Example Lambda function:
import requests
import os
import json
# In Lambda, environment variables are set in the Lambda configuration
# rather than using dotenv
API_URL = os.environ.get("AIRFLOW_API_URL")
API_KEY = os.environ.get("DATACOVES_API_KEY")
def update_dataset(dataset_name):
url = f"{API_URL}/datasets/events"
response = requests.post(
url=url,
headers={
"Authorization": f"Token {API_KEY}",
},
json={"dataset_uri": dataset_name,}
)
try:
return response.json()
except ValueError:
return response.text
def print_response(response):
if response:
msg = json.dumps(response, indent=2)
print(f"Event posted successfully:\n{'='*30}\n\n {msg}")
def lambda_handler(event, context):
print("Lambda execution started")
try:
print(f"Environment variables: API_URL={API_URL is not None}, API_KEY={API_KEY is not None}")
# Extract S3 information
bucket = event['Records'][0]['s3']['bucket']['name']
key = event['Records'][0]['s3']['object']['key']
print(f"S3 event details: bucket={bucket}, key={key}")
print(f"File uploaded: {bucket}/{key}")
# Airflow Dataset name must be static so if filename changes, that would have to
# be addressed above
dataset_name = f"s3://{bucket}/{key}"
response = update_dataset(dataset_name)
print_response(response)
return {
'statusCode': 200,
'body': 'Successfully processed S3 event'
}
except Exception as e:
print(f"ERROR: {str(e)}")
import traceback
print(traceback.format_exc())
return {
'statusCode': 500,
'body': f'Error: {str(e)}'
}
- Run the following commands locally to prepare a zip file with everything you need.
pip install --target ./package requests
cd package
zip -r ../deployment-package.zip .
cd ..
zip -g deployment-package.zip lambda_function.py
Create a Lambda Function
- Create a new AWS lambda function.
- Set the runtime to Python 3.10.
- Create an IAM role and add the following policy: - AmazonS3ReadOnlyAccess to bucket
-
Upload
deployment-package.zip
from the earlier step into the Lambda function.
Set Environment Variables
- Gather your [API credentials](how-tos/airflow/use-airflow-api.md#step-1-navigate-to-your-target-environment) Configure the following environment variables in the Lambda Function's Configuration:
- `AIRFLOW_API_URL` (the API URL for Airflow)

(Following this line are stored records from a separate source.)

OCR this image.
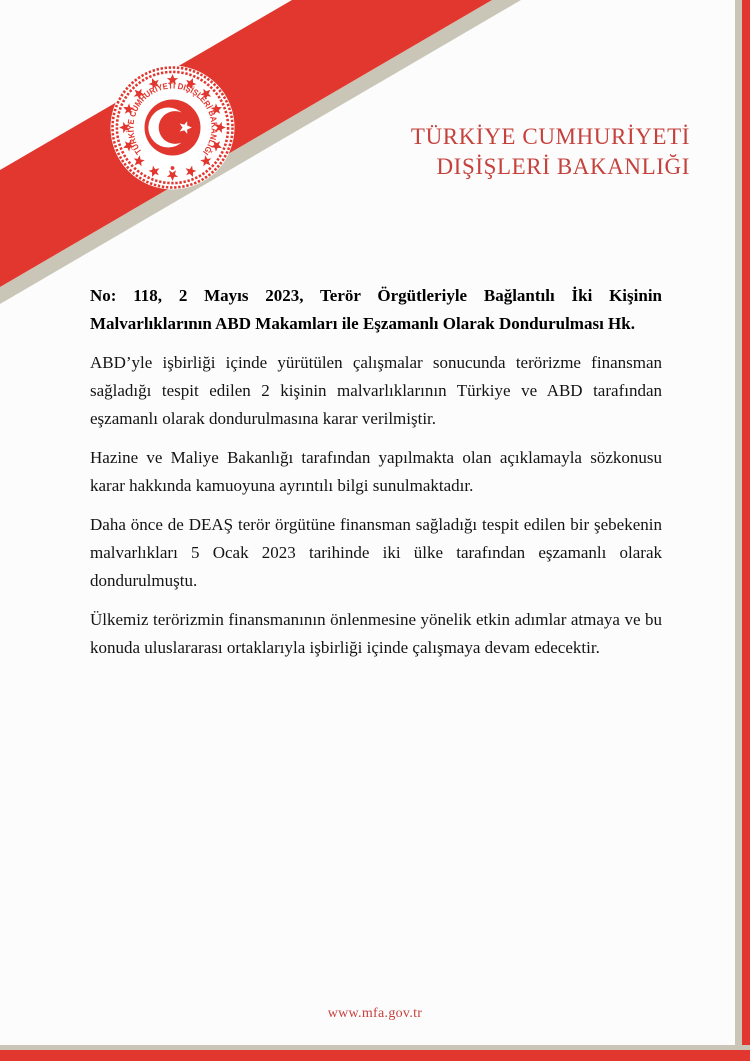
TÜRKİYE CUMHURİYETİ DIŞİŞLERİ BAKANLIĞI
TÜRKİYE CUMHURİYETİ
DIŞİŞLERİ BAKANLIĞI

No: 118, 2 Mayıs 2023, Terör Örgütleriyle Bağlantılı İki Kişinin Malvarlıklarının ABD Makamları ile Eşzamanlı Olarak Dondurulması Hk.

ABD’yle işbirliği içinde yürütülen çalışmalar sonucunda terörizme finansman sağladığı tespit edilen 2 kişinin malvarlıklarının Türkiye ve ABD tarafından eşzamanlı olarak dondurulmasına karar verilmiştir.

Hazine ve Maliye Bakanlığı tarafından yapılmakta olan açıklamayla sözkonusu karar hakkında kamuoyuna ayrıntılı bilgi sunulmaktadır.

Daha önce de DEAŞ terör örgütüne finansman sağladığı tespit edilen bir şebekenin malvarlıkları 5 Ocak 2023 tarihinde iki ülke tarafından eşzamanlı olarak dondurulmuştu.

Ülkemiz terörizmin finansmanının önlenmesine yönelik etkin adımlar atmaya ve bu konuda uluslararası ortaklarıyla işbirliği içinde çalışmaya devam edecektir.

www.mfa.gov.tr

- `AIRFLOW_API_KEY` (the API key for authentication)
Configuring the S3 Event Notification
- Go to S3 and Open the Target Bucket
-
Create a New Event Notification under the bucket's properties
-
Event Name:
TriggerAirflowDAG
- Prefix (Optional): Specify a subfolder if needed.
- Suffix (Optional) If you would like to trigger specific files ie) .csv
-
Event Type:
Select
All object create events
- Destination: Select AWS Lambda and choose the function created earlier.
-
Event Name:
Now you are ready to set up your Consumer DAG.
Setting Up the Airflow DAG
Whether you decide to use a producer DAG or the Airflow API, the last step is to create an Airflow DAG that is triggered by a dataset event rather than a schedule. This particular example can be triggered with either a
LAMBDA_UPDATED_DATASET
or
DAG_UPDATED_DATASET
.
Example DAG
import datetime
from airflow.decorators import dag, task
from airflow.datasets import Dataset
LAMBDA_UPDATED_DATASET = Dataset("s3://my_bucket/my_folder/my_file.csv")
DAG_UPDATED_DATASET = Dataset("upstream_data")
@dag(
default_args={
"start_date": datetime.datetime(2024, 1, 1, 0, 0),
"owner": "Noel Gomez",
"email": "gomezn@example.com",
"retries": 1
},
description="Sample Producer DAG",
schedule=(LAMBDA_UPDATED_DATASET | DAG_UPDATED_DATASET),
tags=["transform"],
catchup=False,
)
def data_aware_consumer_dag():
@task
def run_consumer():
print("I'm the consumer")
run_consumer()
dag = data_aware_consumer_dag()
Note
Ensure the Dataset you are sending an event to exists in Airflow. It will be created automatically when a DAG is created. If a dataset does not exist when the API event is sent, the API call will fail.